The purpose of this post is not to give a trip report but to share what I learned. I can never hold onto a moment because the moment will leave as quickly as it came. For example, the photo that is featured on this post is of Paradise Pier at DCA. This was a great moment that I enjoyed. I was just standing by the water and I enjoyed watching all the activity going on and I took in the sights, the sounds, and the smells of DCA. I had no place to be and I had no agenda. I was able to just stop and take it in and enjoy the moment.
On most days my usual modes are:
Reflecting on the past: I am second guessing my past actions and thinking about what I could have done differently or I am thinking about ‘happier’ times in my life which usually weren’t any better or worse than they are today in reality.

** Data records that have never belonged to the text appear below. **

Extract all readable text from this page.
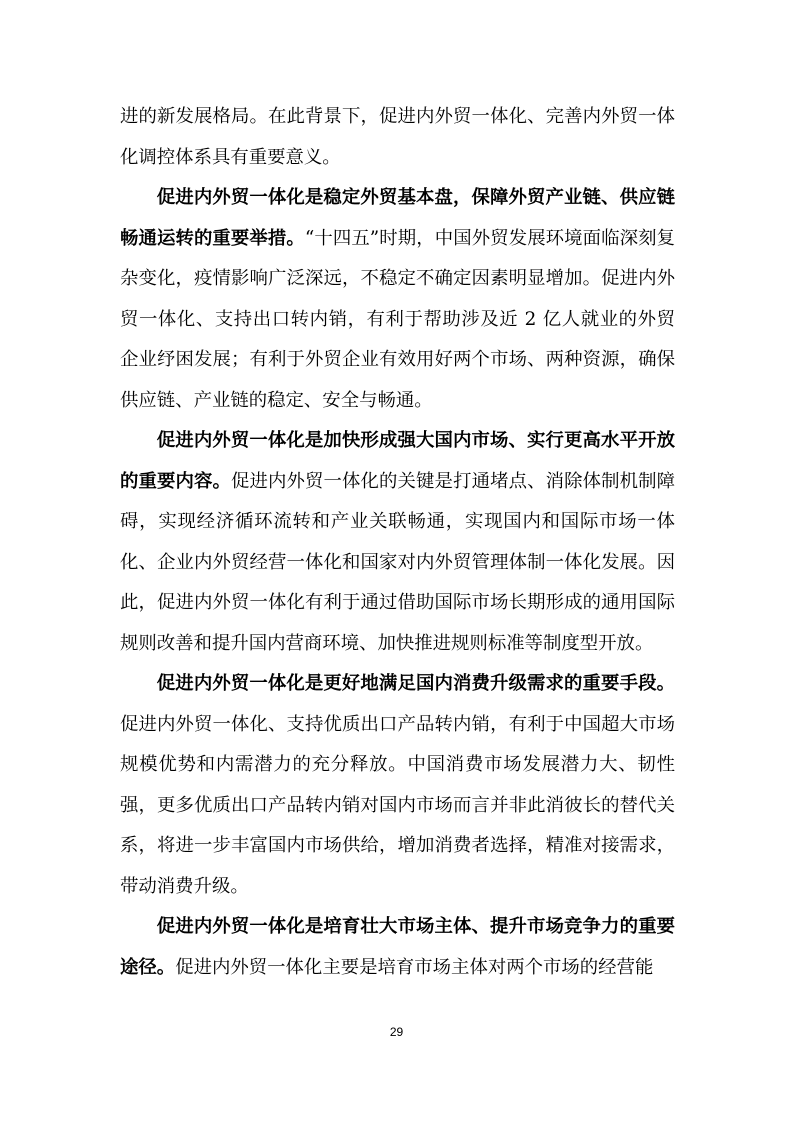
进的新发展格局。在此背景下，促进内外贸一体化、完善内外贸一体化调控体系具有重要意义。

促进内外贸一体化是稳定外贸基本盘，保障外贸产业链、供应链畅通运转的重要举措。“十四五”时期，中国外贸发展环境面临深刻复杂变化，疫情影响广泛深远，不稳定不确定因素明显增加。促进内外贸一体化、支持出口转内销，有利于帮助涉及近 2 亿人就业的外贸企业纾困发展；有利于外贸企业有效用好两个市场、两种资源，确保供应链、产业链的稳定、安全与畅通。

促进内外贸一体化是加快形成强大国内市场、实行更高水平开放的重要内容。促进内外贸一体化的关键是打通堵点、消除体制机制障碍，实现经济循环流转和产业关联畅通，实现国内和国际市场一体化、企业内外贸经营一体化和国家对内外贸管理体制一体化发展。因此，促进内外贸一体化有利于通过借助国际市场长期形成的通用国际规则改善和提升国内营商环境、加快推进规则标准等制度型开放。

促进内外贸一体化是更好地满足国内消费升级需求的重要手段。促进内外贸一体化、支持优质出口产品转内销，有利于中国超大市场规模优势和内需潜力的充分释放。中国消费市场发展潜力大、韧性强，更多优质出口产品转内销对国内市场而言并非此消彼长的替代关系，将进一步丰富国内市场供给，增加消费者选择，精准对接需求，带动消费升级。

促进内外贸一体化是培育壮大市场主体、提升市场竞争力的重要途径。促进内外贸一体化主要是培育市场主体对两个市场的经营能

29
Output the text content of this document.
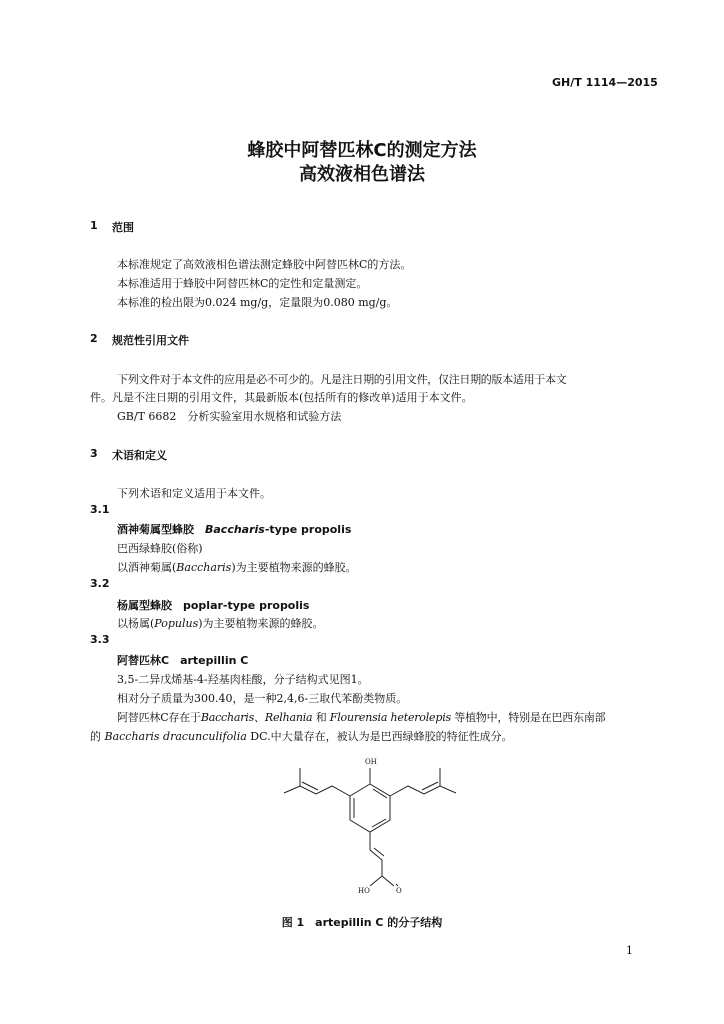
GH/T 1114—2015
蜂胶中阿替匹林C的测定方法
高效液相色谱法
1 范围
本标准规定了高效液相色谱法测定蜂胶中阿替匹林C的方法。
本标准适用于蜂胶中阿替匹林C的定性和定量测定。
本标准的检出限为0.024 mg/g，定量限为0.080 mg/g。
2 规范性引用文件
下列文件对于本文件的应用是必不可少的。凡是注日期的引用文件，仅注日期的版本适用于本文
件。凡是不注日期的引用文件，其最新版本(包括所有的修改单)适用于本文件。
GB/T 6682　分析实验室用水规格和试验方法
3 术语和定义
下列术语和定义适用于本文件。
3.1
酒神菊属型蜂胶　 Baccharis-type propolis
巴西绿蜂胶(俗称)
以酒神菊属(Baccharis)为主要植物来源的蜂胶。
3.2
杨属型蜂胶　 poplar-type propolis
以杨属(Populus)为主要植物来源的蜂胶。
3.3
阿替匹林C　 artepillin C
3,5-二异戊烯基-4-羟基肉桂酸，分子结构式见图1。
相对分子质量为300.40，是一种2,4,6-三取代苯酚类物质。
阿替匹林C存在于Baccharis、Relhania 和 Flourensia heterolepis 等植物中，特别是在巴西东南部
的 Baccharis dracunculifolia DC.中大量存在，被认为是巴西绿蜂胶的特征性成分。
OH
HO	O
图 1　artepillin C 的分子结构
1
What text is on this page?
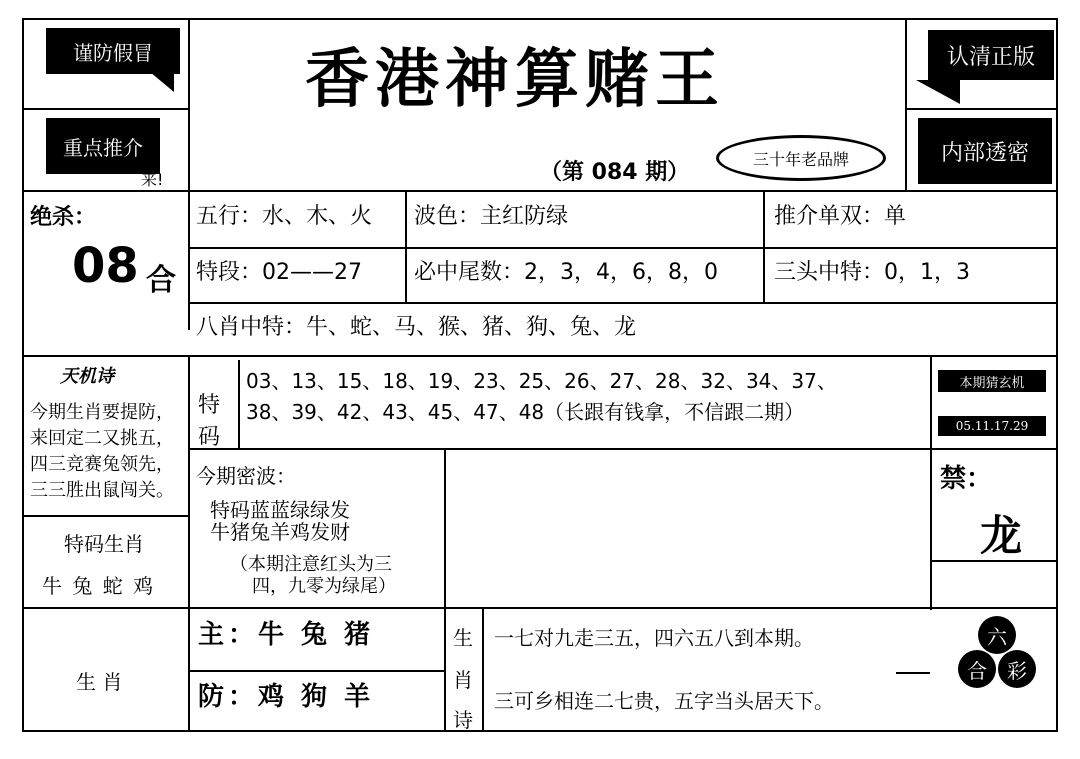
谨防假冒
重点推介
来!
香港神算赌王
（第 084 期）
三十年老品牌
认清正版
内部透密
绝杀：
08 合
五行：水、木、火 波色：主红防绿	推介单双：单
特段：02——27 必中尾数：2，3，4，6，8，0	三头中特：0，1，3
八肖中特：牛、蛇、马、猴、猪、狗、兔、龙
天机诗
今期生肖要提防，
来回定二又挑五，
四三竞赛兔领先，
三三胜出鼠闯关。
特
码
03、13、15、18、19、23、25、26、27、28、32、34、37、
38、39、42、43、45、47、48（长跟有钱拿，不信跟二期）
本期猜玄机
05.11.17.29
今期密波：
特码蓝蓝绿绿发
牛猪兔羊鸡发财
（本期注意红头为三
四，九零为绿尾）
禁：
龙
特码生肖
牛 兔 蛇 鸡
生 肖
主：牛 兔 猪
防：鸡 狗 羊
生
肖
诗
一七对九走三五，四六五八到本期。
三可乡相连二七贵，五字当头居天下。
六
合 彩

Thinking about the future: I am fretting over what tomorrow will bring. Thinking about future appointments and how I am going to act or think about what I am going to say.
Not living in the present: I am so busy regretting the past and worrying about the future that I forget to live in the present. There are times where I am having a great time but then I focus on the fact that that moment will soon be a memory which quickly ruins my enjoyment. I am morning the loss of the moment while I am still in it as I feel it slipping away.
So what I learned was that moments in life will come and go and it is important to just stop and live in the present…. to just be in the present. Enjoy looking out at the water, enjoy spending time with family and friends, and sometimes just enjoy being okay with being alone. And in those moments, turn off your digital devices so you can’t be interrupted. If you are spending time with someone, give them all your attention. And most important, never try to hold onto the moment because no mater what you do it will go away. Enjoy it while it lasts and never mourn its loss. It was great for a time and that time is gone and that’s okay. Over time most of the memories will fade but I will be able to hold onto the emotion of how I felt because I chose to live in the moment.